Acts as one of several non-catalytic accessory components of the cytoplasmic dynein 1 complex that are thought to be involved in linking dynein to cargos and to adapter proteins that regulate dynein function. Cytoplasmic dynein 1 acts as a motor for the intracellular retrograde motility of vesicles and organelles along microtubules. Binds to transport cargos and is involved in apical cargo transport such as rhodopsin-bearing vesicles in polarized epithelia. Is involved in intracellular targeting of D-type retrovirus gag polyproteins to the cytoplasmic assembly site. May also be a accessory component of axonemal dynein. Plays a role in neuronal morhpogenesis; the function is independent of cytoplasmic dynein and seems to be coupled to regulation of the actin cytoskeleton by enhancing Rac1 activity. The function in neurogenesis may be regulated by association with a G-protein beta-gamma dimer. May function as a receptor-independent activator of heterotrimeric G-protein signaling; the activation appears to be independent of a nucleotide exchange. Plays a role in regulating neurogenesis; inhibits the genesis of neurons from precursor cells during cortical development presumably by antagonizing ARHGEF2. Involved in the regulation of mitotic spindle orientation.
Expressed in heart, placenta, skeletal muscle kidney, pancreas, spleen, prostate, testis, ovary, ileum and colon. Expressed in lung endothelial and smooth muscle cells (at protein level).
Belongs to the dynein light chain Tctex-type family.

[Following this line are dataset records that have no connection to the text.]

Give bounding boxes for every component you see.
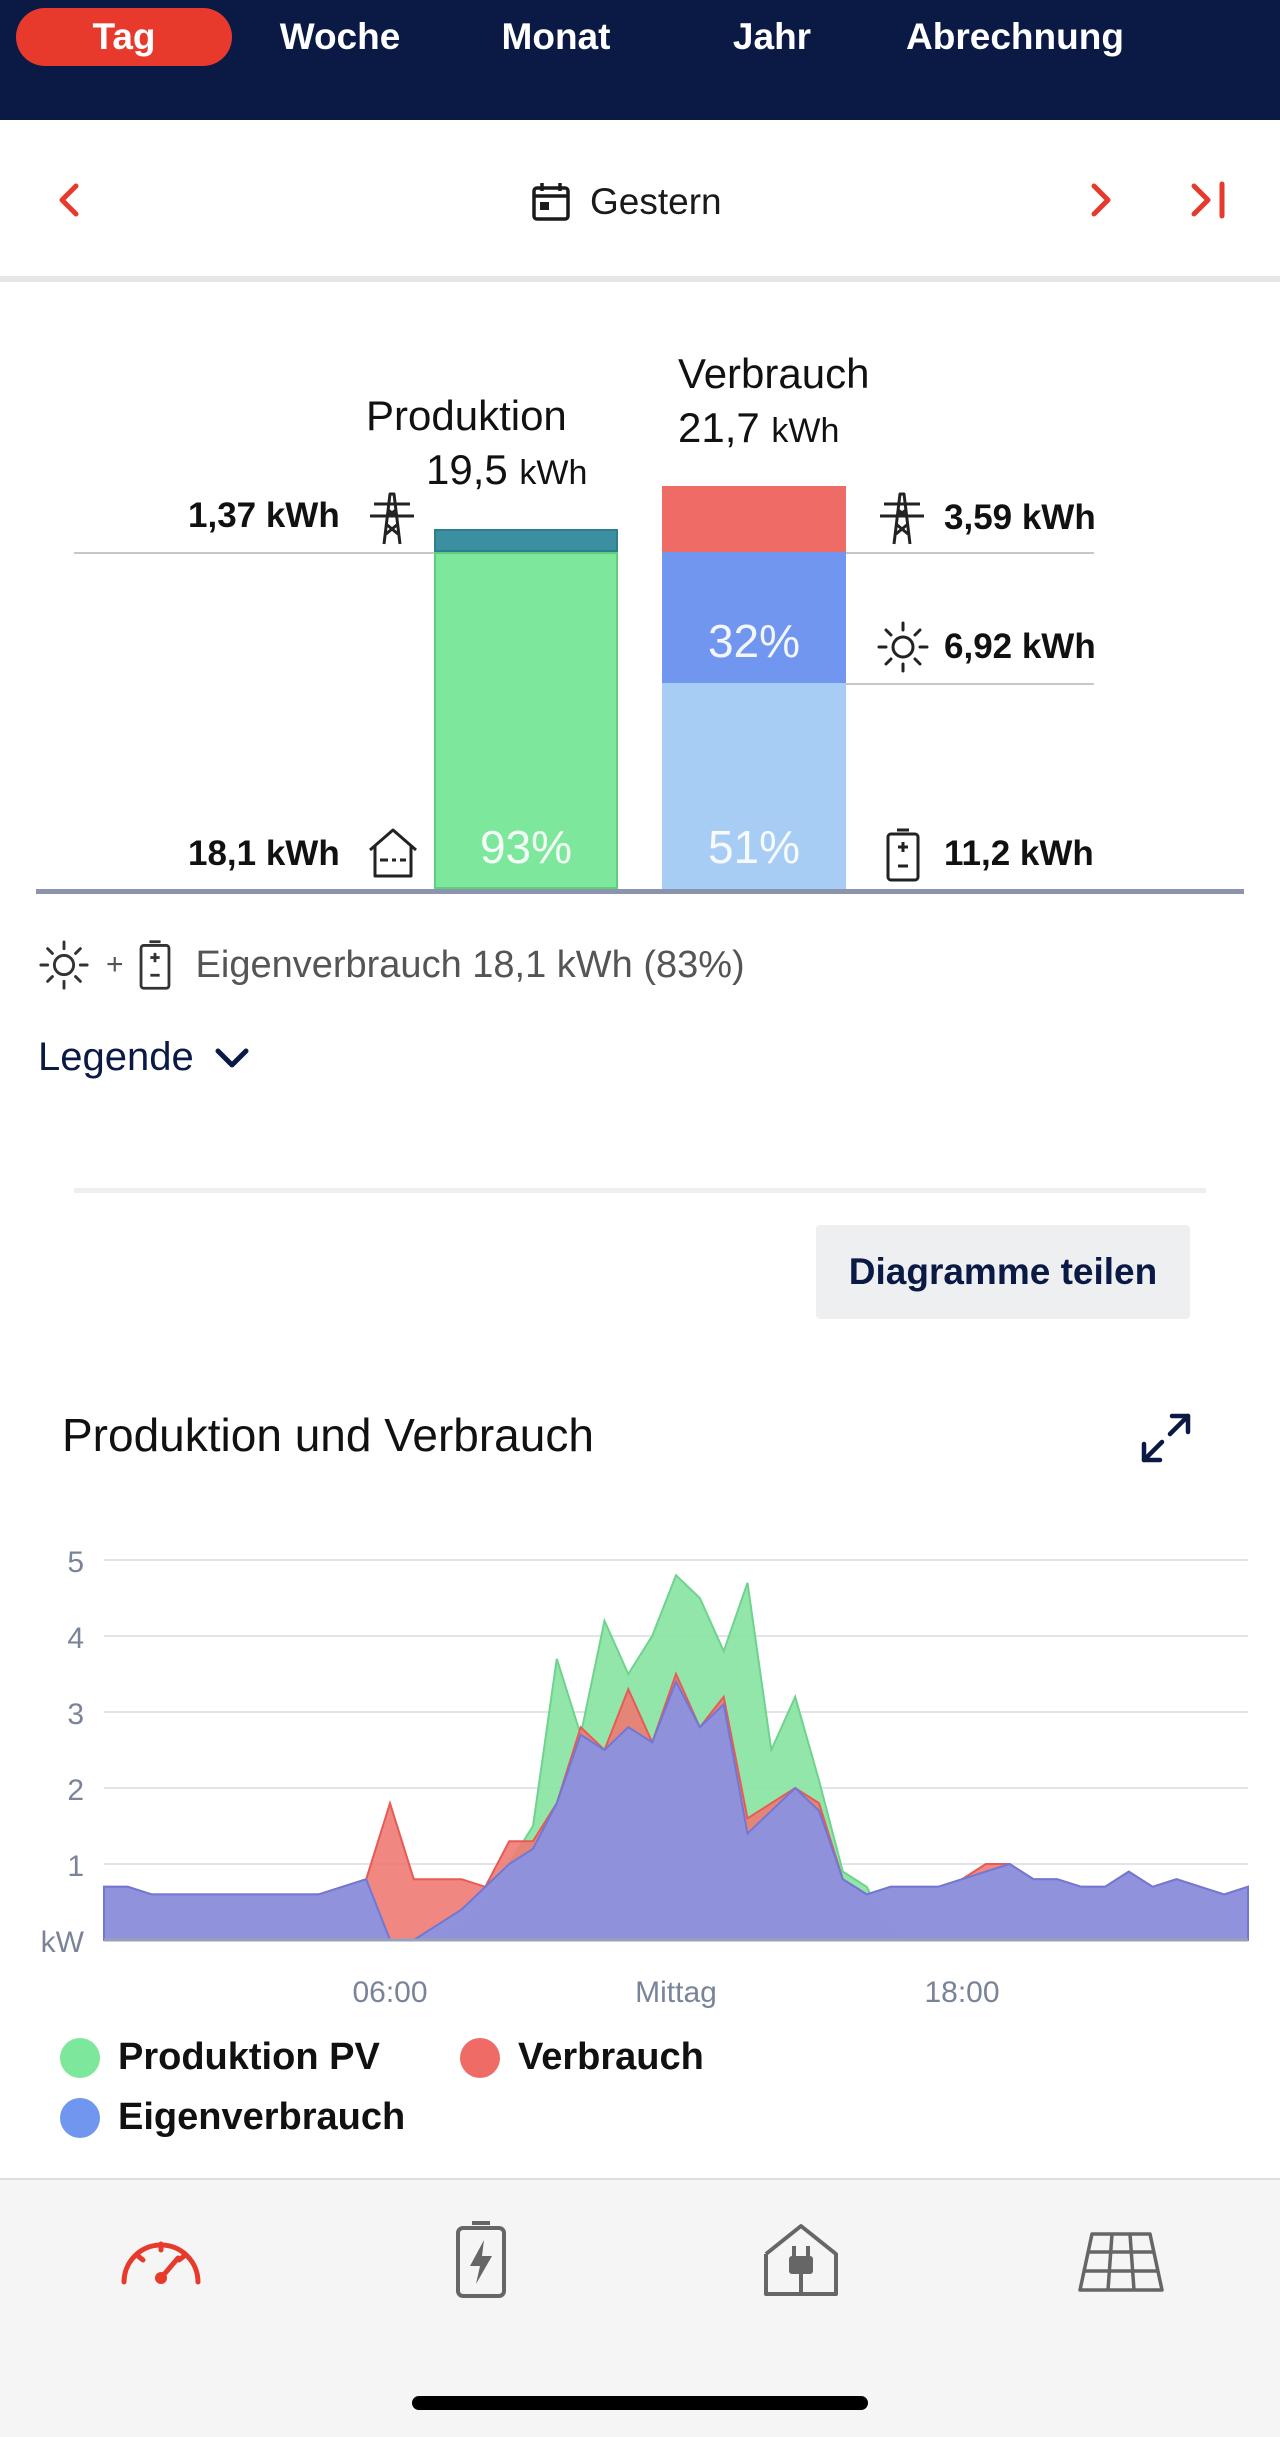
date-navigation	[0, 120, 1280, 280]
chevron-left-icon[interactable]	[40, 170, 100, 230]
consumption-battery-value: 11,2 kWh	[944, 834, 1094, 873]
y-tick-label: 2	[67, 1774, 84, 1807]
consumption-grid-segment	[662, 486, 846, 552]
speedometer-icon[interactable]	[116, 2220, 206, 2300]
x-tick-label: Mittag	[635, 1976, 717, 2009]
consumption-battery-segment	[662, 683, 846, 889]
legend-toggle[interactable]: Legende	[38, 1035, 252, 1080]
y-axis-unit: kW	[41, 1926, 85, 1959]
production-self-percent: 93%	[479, 821, 573, 873]
power-pylon-icon	[880, 492, 924, 545]
legend-label: Eigenverbrauch	[118, 2096, 406, 2138]
legend-dot	[460, 2037, 500, 2078]
divider	[0, 276, 1280, 282]
x-tick-label: 06:00	[352, 1976, 427, 2009]
consumption-title: Verbrauch	[678, 350, 870, 397]
bottom-navigation	[0, 2178, 1280, 2437]
production-grid-segment	[434, 529, 618, 552]
date-selector[interactable]: Gestern	[530, 174, 722, 230]
house-plug-icon[interactable]	[756, 2220, 846, 2300]
tab-monat[interactable]: Monat	[501, 16, 611, 57]
sun-icon	[39, 940, 89, 990]
consumption-pv-value: 6,92 kWh	[944, 627, 1096, 666]
production-consumption-chart[interactable]: 1 2 3 4 5 kW 06:00 Mittag 18:00	[0, 1520, 1280, 2010]
legend-toggle-label: Legende	[38, 1035, 194, 1079]
self-consumption-text: Eigenverbrauch 18,1 kWh (83%)	[195, 943, 745, 986]
y-tick-label: 5	[67, 1546, 84, 1579]
chevron-right-icon[interactable]	[1070, 170, 1130, 230]
share-charts-button[interactable]: Diagramme teilen	[816, 1225, 1190, 1319]
legend-item-production-pv[interactable]: Produktion PV	[60, 2036, 380, 2079]
calendar-icon	[532, 183, 570, 221]
home-indicator	[412, 2396, 868, 2410]
divider	[846, 683, 1094, 685]
power-pylon-icon	[370, 492, 414, 545]
consumption-total: 21,7 kWh	[678, 404, 840, 451]
legend-label: Verbrauch	[518, 2036, 704, 2078]
production-title: Produktion	[366, 392, 567, 439]
sun-icon	[877, 621, 929, 673]
self-consumption-summary: + Eigenverbrauch 18,1 kWh (83%)	[38, 935, 745, 995]
chevron-down-icon	[215, 1048, 249, 1067]
house-icon	[369, 828, 417, 878]
skip-to-last-icon[interactable]	[1180, 170, 1240, 230]
legend-label: Produktion PV	[118, 2036, 380, 2078]
tab-abrechnung[interactable]: Abrechnung	[906, 16, 1124, 57]
consumption-battery-percent: 51%	[707, 821, 801, 873]
legend-dot	[60, 2097, 100, 2138]
legend-item-verbrauch[interactable]: Verbrauch	[460, 2036, 704, 2079]
y-tick-label: 4	[67, 1622, 84, 1655]
y-tick-label: 3	[67, 1698, 84, 1731]
solar-panel-icon[interactable]	[1076, 2220, 1166, 2300]
plus-sign: +	[106, 948, 124, 981]
tab-woche[interactable]: Woche	[279, 16, 401, 57]
x-tick-label: 18:00	[924, 1976, 999, 2009]
production-self-segment	[434, 552, 618, 889]
consumption-grid-value: 3,59 kWh	[944, 498, 1096, 537]
legend-dot	[60, 2037, 100, 2078]
divider	[74, 1188, 1206, 1193]
consumption-pv-segment	[662, 552, 846, 683]
tab-tag[interactable]: Tag	[16, 8, 232, 66]
chart-title: Produktion und Verbrauch	[62, 1409, 594, 1461]
divider	[846, 552, 1094, 554]
period-tab-bar: Tag Woche Monat Jahr Abrechnung	[0, 0, 1280, 120]
bar-baseline	[36, 889, 1244, 894]
production-total: 19,5 kWh	[426, 446, 588, 493]
expand-icon[interactable]	[1138, 1410, 1194, 1466]
date-label: Gestern	[590, 181, 722, 222]
y-tick-label: 1	[67, 1850, 84, 1883]
battery-icon	[886, 828, 920, 882]
legend-item-eigenverbrauch[interactable]: Eigenverbrauch	[60, 2096, 405, 2139]
tab-jahr[interactable]: Jahr	[732, 16, 812, 57]
series-area-eigenverbrauch	[103, 1679, 1249, 1941]
consumption-pv-percent: 32%	[707, 615, 801, 667]
production-grid-value: 1,37 kWh	[188, 496, 340, 535]
battery-icon	[139, 940, 170, 990]
battery-charging-icon[interactable]	[436, 2220, 526, 2300]
divider	[74, 552, 434, 554]
production-self-value: 18,1 kWh	[188, 834, 340, 873]
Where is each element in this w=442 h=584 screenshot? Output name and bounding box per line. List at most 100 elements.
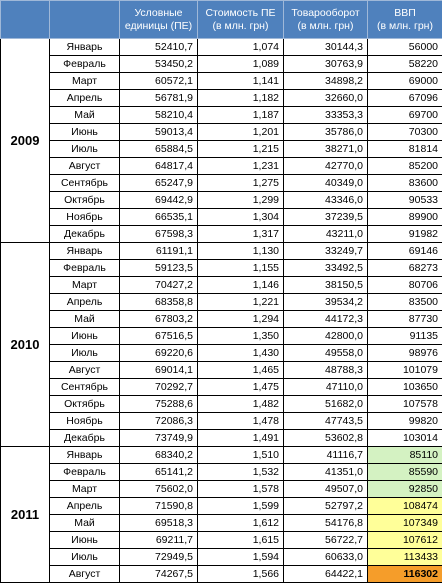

Phosphorylated by BMPR2; the phosphorylation is abolished by BMPR2 mutations in exon 12 which lead to truncated forms of BMPR2 and which are linked to primary pulmonary hypertension (PPH1) [MIM:178600]. The phosphorylation status is proposed to regulate the association with the cytoplasmic dynein complex and may have role in cytoplasmic dynein cargo release.